Roaming boundaries are based on subnets in the hierarchy, which indicate
where the ConfigMgr administrators want the clients to go to download
content.
Global roaming,
which is only available if you have extended the schema, occurs when a
client first identifies the site into which it has roamed, by comparing
its current IP address with the list of IP subnets that define the
boundaries in the hierarchy. When the client finds a match for the
boundary, it can identify which site is configured for that boundary and
locate the management point for that site. The default management point
for the site that the client has roamed into is referred to as the resident management point.
The resident
management point informs the roaming client of distribution points in
its site containing package source files that the client can access.
However, if the package source files are not available in the site the
client has roamed into, the client falls back to asking its default
management point for distribution points.
If Active Directory
is not available, or if the Active Directory schema is not extended,
clients can roam only to the lower-level sites of their assigned site.

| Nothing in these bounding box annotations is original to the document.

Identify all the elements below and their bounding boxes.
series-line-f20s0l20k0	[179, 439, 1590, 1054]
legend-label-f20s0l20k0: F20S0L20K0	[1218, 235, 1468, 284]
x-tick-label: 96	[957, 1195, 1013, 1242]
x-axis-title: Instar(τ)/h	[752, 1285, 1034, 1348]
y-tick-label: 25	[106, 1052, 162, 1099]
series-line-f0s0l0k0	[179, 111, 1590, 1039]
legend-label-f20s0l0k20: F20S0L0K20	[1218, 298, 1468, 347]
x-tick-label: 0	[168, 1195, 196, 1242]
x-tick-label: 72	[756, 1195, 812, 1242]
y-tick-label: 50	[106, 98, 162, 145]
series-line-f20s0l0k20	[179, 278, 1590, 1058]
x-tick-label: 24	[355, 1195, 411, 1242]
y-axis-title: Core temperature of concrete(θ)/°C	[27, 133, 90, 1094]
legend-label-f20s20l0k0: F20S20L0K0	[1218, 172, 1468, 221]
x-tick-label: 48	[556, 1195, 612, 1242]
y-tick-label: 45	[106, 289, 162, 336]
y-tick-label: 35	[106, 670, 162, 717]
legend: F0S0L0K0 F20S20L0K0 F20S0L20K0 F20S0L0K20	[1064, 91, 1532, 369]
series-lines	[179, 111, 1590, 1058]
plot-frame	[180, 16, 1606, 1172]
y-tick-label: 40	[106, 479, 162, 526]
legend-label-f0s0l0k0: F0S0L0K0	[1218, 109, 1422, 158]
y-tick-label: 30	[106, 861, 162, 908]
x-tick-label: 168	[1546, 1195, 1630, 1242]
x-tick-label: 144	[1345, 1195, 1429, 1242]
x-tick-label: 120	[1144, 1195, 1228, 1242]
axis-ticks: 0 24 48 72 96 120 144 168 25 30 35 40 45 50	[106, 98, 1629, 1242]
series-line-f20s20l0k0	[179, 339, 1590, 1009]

This is called regional roaming. In regional roaming, the client can roam to lower-level sites and still receive software packages from distribution points.
When an
advertisement is sent to the client, the client receives information
about the advertised package location from its assigned management
point. Alternatively, if the client has roamed into a secondary site, it
receives information about the advertised package location from a proxy
management point, if one is available. The client then uses the
distribution points of one of its assigned site’s lower-level sites. The
distribution point it uses depends on which roaming boundary the client
is in and whether the advertised package is available on the
distribution point.
Global roaming allows the
client to roam to higher-level sites, sibling sites, and sites in other
branches of the ConfigMgr hierarchy and still receive software packages
from distribution points. Global roaming requires Active Directory and
the Active Directory schema extensions. Global roaming cannot be
performed across Active Directory forests.
Regional roaming
behavior occurs when clients cannot access Configuration Manager 2007
site information published to AD; these clients continue to contact the
default management point in their assigned site. The clients are not
aware of the site’s identity that they have roamed into, or of the
management points in that site.
In
this scenario, when clients roam into a site that is lower in the
hierarchy than their assigned site (for example, a child site or a
grandchild site), the client’s default management point informs the
roaming client of the closest distribution points the client can access.